ABSTRACT

Introduction The focus of this paper is on building and sustaining the institutional capacity for successful pension reform, particularly in African countries. In this regard, it is a contribution to the burgeoning debate on how Africa takes care of its old. The problem of old-age poverty is rarely the focus of policy in African countries, mainly because of the low life expectancy. However, changes in demographic trends occasioned by better health facilities, suggest that a grayer population is in the making. In addition, recent macroeconomic reforms and public sector downsizing has pushed pension reforms to the forefront of social policy agenda. Therefore, it becomes necessary to address research issues affecting the maturing population, both in order to understand the dynamics of poverty in the society as well as be able to make relevant policy prescriptions.Some of society’s most vulnerable groups may be found in the ranks of the old.

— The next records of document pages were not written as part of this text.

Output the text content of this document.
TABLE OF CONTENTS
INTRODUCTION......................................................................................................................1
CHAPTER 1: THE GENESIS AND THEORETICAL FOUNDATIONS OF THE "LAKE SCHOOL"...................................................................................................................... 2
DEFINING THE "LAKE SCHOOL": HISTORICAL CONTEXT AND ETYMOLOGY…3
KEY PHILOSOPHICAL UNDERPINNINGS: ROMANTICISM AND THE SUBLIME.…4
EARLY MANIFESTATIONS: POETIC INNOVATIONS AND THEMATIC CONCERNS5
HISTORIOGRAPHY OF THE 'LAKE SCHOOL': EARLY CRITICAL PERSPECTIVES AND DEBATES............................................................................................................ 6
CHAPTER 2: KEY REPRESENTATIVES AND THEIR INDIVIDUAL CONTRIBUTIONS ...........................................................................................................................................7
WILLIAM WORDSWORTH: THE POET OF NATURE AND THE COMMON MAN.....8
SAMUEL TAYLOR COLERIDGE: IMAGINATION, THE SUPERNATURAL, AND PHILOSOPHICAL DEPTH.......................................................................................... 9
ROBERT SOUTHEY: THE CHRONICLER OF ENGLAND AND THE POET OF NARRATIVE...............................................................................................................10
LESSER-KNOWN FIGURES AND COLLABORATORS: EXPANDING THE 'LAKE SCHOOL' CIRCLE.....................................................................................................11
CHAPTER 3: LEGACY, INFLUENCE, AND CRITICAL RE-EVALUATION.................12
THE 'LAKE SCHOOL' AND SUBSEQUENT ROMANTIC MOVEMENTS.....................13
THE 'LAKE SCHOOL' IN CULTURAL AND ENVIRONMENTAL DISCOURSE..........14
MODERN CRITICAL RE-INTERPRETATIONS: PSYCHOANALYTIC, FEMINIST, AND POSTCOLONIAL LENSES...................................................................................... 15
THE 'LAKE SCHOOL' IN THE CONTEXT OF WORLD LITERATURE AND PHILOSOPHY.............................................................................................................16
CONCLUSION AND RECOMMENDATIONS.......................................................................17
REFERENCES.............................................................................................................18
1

In most African countries, only a small percentage of the old is taken care of through pension income accumulated while working in the formal sector. The larger majority relies on traditional safety nets, having spent their working life outside the formal sector. Pension reforms have important implications on poverty alleviation because pension income is a major link to the two main approaches to poverty alleviation, namely, economic growth and income redistribution. Experiences of emerging economies suggest that sizeable reduction in poverty is often achieved through the use of policies that stimulate growth and employment. With employment, income is provided for the poor, and with redistribution of income, those who are unable to benefit directly from the growth in employment, are taken care of.